Netlify CMS and Cloudinary
With Netlify CMS bundled alongside Netlify; the service is able to directly converse with your GitHub repo, making it an incredibly powerful way to create and manage content. This includes managing dependencies, environment variables, posts, pages, media - basically anything you can throw at it.
With my normal go-to website framework of choice; Gatsby, building a production-version of my projects is pretty seamless. In a recent project however, I realized I was frequently going over Netlify's 15 minute build-time limit; which caused deploy failures. Because this project had a variety of collection-types and contributors, the types of content (and media) were pretty diverse. After a bit of investigation, I determined the reason being over 100MB of media stored directly in the repo; which was being populated by Netlify CMS's built-in file uploader. This meant:
- Pulling down the repo was a pretty resource-intensive task for the Netlify service to do; wasting time.
- Transforming each image through Gatsby; while decently fast, also added build-time.
- Netlify's default file system does not provide much validation or any optimization; so images were being uploaded at their full, often enormous, sizes.
With the help of gatsby-transformer-sharp we weren't feeling the effects on the production-site, but it was clear this was an unsustainable way to manage media.
After bringing a bit more sanity to Netlify CMS configuration, it was clear I needed to look into other media providers that could work alongside Netlify CMS. Luckily, Cloudinary; a service I've used for several years, also has an integration with Netlify CMS. Cloudinary not only provides cloud storage and CDN delivery for your media, but also has a powerful, on-demand transformation service.
Setting up Cloudinary was very straight-forward:
I was also able to setup default transformations that would be applied to images chosen from the built-in interface within the Netlify CMS. To help with optimizations on upload, I also created an upload preset; which keeps my usage of the Cloudinary service as small as possible.

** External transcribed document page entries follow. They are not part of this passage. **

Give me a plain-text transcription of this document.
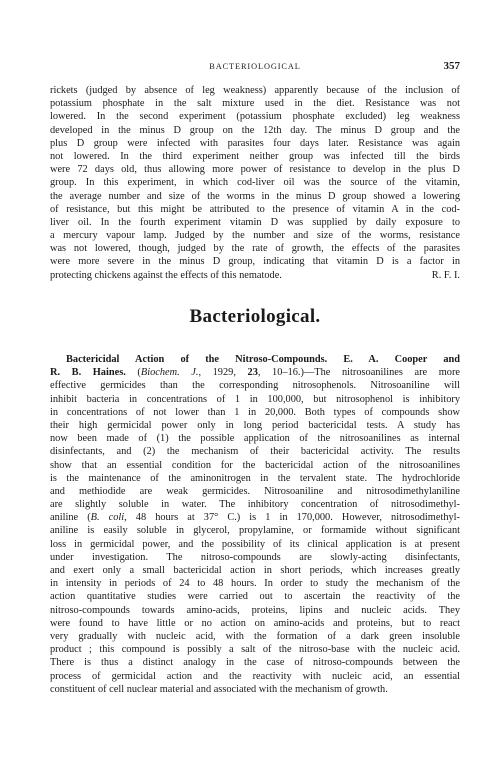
BACTERIOLOGICAL	357
rickets (judged by absence of leg weakness) apparently because of the inclusion of
potassium phosphate in the salt mixture used in the diet. Resistance was not
lowered. In the second experiment (potassium phosphate excluded) leg weakness
developed in the minus D group on the 12th day. The minus D group and the
plus D group were infected with parasites four days later. Resistance was again
not lowered. In the third experiment neither group was infected till the birds
were 72 days old, thus allowing more power of resistance to develop in the plus D
group. In this experiment, in which cod-liver oil was the source of the vitamin,
the average number and size of the worms in the minus D group showed a lowering
of resistance, but this might be attributed to the presence of vitamin A in the cod-
liver oil. In the fourth experiment vitamin D was supplied by daily exposure to
a mercury vapour lamp. Judged by the number and size of the worms, resistance
was not lowered, though, judged by the rate of growth, the effects of the parasites
were more severe in the minus D group, indicating that vitamin D is a factor in
protecting chickens against the effects of this nematode.	R. F. I.
Bacteriological.
Bactericidal Action of the Nitroso-Compounds. E. A. Cooper and
R. B. Haines. (Biochem. J., 1929, 23, 10–16.)—The nitrosoanilines are more
effective germicides than the corresponding nitrosophenols. Nitrosoaniline will
inhibit bacteria in concentrations of 1 in 100,000, but nitrosophenol is inhibitory
in concentrations of not lower than 1 in 20,000. Both types of compounds show
their high germicidal power only in long period bactericidal tests. A study has
now been made of (1) the possible application of the nitrosoanilines as internal
disinfectants, and (2) the mechanism of their bactericidal activity. The results
show that an essential condition for the bactericidal action of the nitrosoanilines
is the maintenance of the aminonitrogen in the tervalent state. The hydrochloride
and methiodide are weak germicides. Nitrosoaniline and nitrosodimethylaniline
are slightly soluble in water. The inhibitory concentration of nitrosodimethyl-
aniline (B. coli, 48 hours at 37° C.) is 1 in 170,000. However, nitrosodimethyl-
aniline is easily soluble in glycerol, propylamine, or formamide without significant
loss in germicidal power, and the possibility of its clinical application is at present
under investigation. The nitroso-compounds are slowly-acting disinfectants,
and exert only a small bactericidal action in short periods, which increases greatly
in intensity in periods of 24 to 48 hours. In order to study the mechanism of the
action quantitative studies were carried out to ascertain the reactivity of the
nitroso-compounds towards amino-acids, proteins, lipins and nucleic acids. They
were found to have little or no action on amino-acids and proteins, but to react
very gradually with nucleic acid, with the formation of a dark green insoluble
product ; this compound is possibly a salt of the nitroso-base with the nucleic acid.
There is thus a distinct analogy in the case of nitroso-compounds between the
process of germicidal action and the reactivity with nucleic acid, an essential
constituent of cell nuclear material and associated with the mechanism of growth.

This also meant that less training was needed for contributors about optimizing images before upload; as well as the service fitting perfectly within the Netlify CMS interface.
After moving the existing media over, I was able to decrease build-times from 15-20 minutes to about 4-5 minutes. This not only solves the issue of intermittent build failures, but also allows content contributors to preview and publish their work faster.